Spain to exhume Francisco Franco's remains for private reburial  

  24 October 2019    Read: 872
Spain to exhume Francisco Franco

Spanish authorities will remove Francisco Franco's remains from a state mausoleum on Thursday, seeking to exorcise the ghost of a dictator whose legacy still divides the country more than four decades after his death, AzVision.az reports citing Reuters.

 

Amid tight security and in virtual secrecy, his coffin will be taken from the Valley of the Fallen and reburied in a private family vault, transported either by helicopter or, if bad weather intervenes, by guarded motorcade.

"It's intensely symbolic for Spain," said political scientist Pablo Simon, "because the (Franco) monument has always been connected to those who miss the old regime."

With media prohibited, the exhumation ceremony will be witnessed by a select few: Justice Minister Dolores Delgado, a forensics expert, a priest, and 22 of Franco's descendants.

They include his oldest grandson Francisco Franco, who labelled the operation - and its low-key nature - a political ploy by the governing Socialist Party.

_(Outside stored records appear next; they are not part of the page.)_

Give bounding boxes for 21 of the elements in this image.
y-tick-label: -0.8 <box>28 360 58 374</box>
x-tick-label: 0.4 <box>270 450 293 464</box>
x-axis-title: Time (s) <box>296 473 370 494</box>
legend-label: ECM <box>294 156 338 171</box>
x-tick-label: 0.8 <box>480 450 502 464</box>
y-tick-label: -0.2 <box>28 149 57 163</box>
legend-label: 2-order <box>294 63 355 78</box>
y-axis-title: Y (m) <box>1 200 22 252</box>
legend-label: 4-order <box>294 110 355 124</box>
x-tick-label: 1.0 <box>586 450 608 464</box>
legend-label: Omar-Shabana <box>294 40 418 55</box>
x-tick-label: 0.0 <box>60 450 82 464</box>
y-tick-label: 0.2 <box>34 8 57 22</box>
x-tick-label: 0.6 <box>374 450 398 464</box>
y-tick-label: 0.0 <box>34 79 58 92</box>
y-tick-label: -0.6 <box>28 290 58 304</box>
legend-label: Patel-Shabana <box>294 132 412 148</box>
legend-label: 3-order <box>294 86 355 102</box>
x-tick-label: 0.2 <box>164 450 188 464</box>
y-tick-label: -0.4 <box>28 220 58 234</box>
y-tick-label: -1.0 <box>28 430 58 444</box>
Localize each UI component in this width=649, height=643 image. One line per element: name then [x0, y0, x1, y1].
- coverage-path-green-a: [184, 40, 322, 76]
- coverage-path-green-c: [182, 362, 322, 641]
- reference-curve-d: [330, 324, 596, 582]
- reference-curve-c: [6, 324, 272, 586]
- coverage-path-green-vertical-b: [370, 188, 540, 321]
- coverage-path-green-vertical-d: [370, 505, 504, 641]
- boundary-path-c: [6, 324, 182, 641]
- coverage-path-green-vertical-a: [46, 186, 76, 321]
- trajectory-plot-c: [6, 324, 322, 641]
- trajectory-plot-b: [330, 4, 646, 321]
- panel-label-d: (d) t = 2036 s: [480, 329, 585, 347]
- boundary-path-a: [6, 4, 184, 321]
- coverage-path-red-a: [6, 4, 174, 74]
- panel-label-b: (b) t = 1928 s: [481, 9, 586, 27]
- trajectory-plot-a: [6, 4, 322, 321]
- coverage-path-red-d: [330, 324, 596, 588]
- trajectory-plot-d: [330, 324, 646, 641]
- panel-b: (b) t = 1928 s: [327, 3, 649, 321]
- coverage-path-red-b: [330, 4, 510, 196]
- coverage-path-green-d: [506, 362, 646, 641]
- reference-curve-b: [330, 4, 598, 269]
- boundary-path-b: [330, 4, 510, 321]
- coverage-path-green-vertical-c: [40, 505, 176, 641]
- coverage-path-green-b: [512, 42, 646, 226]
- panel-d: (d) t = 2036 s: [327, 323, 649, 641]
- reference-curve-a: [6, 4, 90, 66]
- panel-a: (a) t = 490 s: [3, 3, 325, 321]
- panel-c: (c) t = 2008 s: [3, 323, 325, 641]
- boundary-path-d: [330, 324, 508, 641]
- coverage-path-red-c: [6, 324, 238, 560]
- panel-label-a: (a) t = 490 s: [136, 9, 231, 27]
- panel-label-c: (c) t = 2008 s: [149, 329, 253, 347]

"I feel a great deal of rage because they have used something as cowardly as digging up a corpse, using a body as propaganda and political publicity to win a handful of votes before an election," he told Reuters late on Wednesday.

In government since mid-2018 and facing a national election next month, the Socialists have long sought to exhume Franco, who unleashed the civil war that killed around 500,000 people between 1936 and 1939.

They won backing for the decision to move his remains from a divided parliament, and the Supreme Court ratified it last year after dismissing a challenge from Franco's descendents.

The government estimates the move will cost up to 63,000 euros ($70,000).

"Exhuming the dictator's body suggests that the Valley of the Fallen's significance could be reclaimed, a normal process within democracies like ours," Simon said.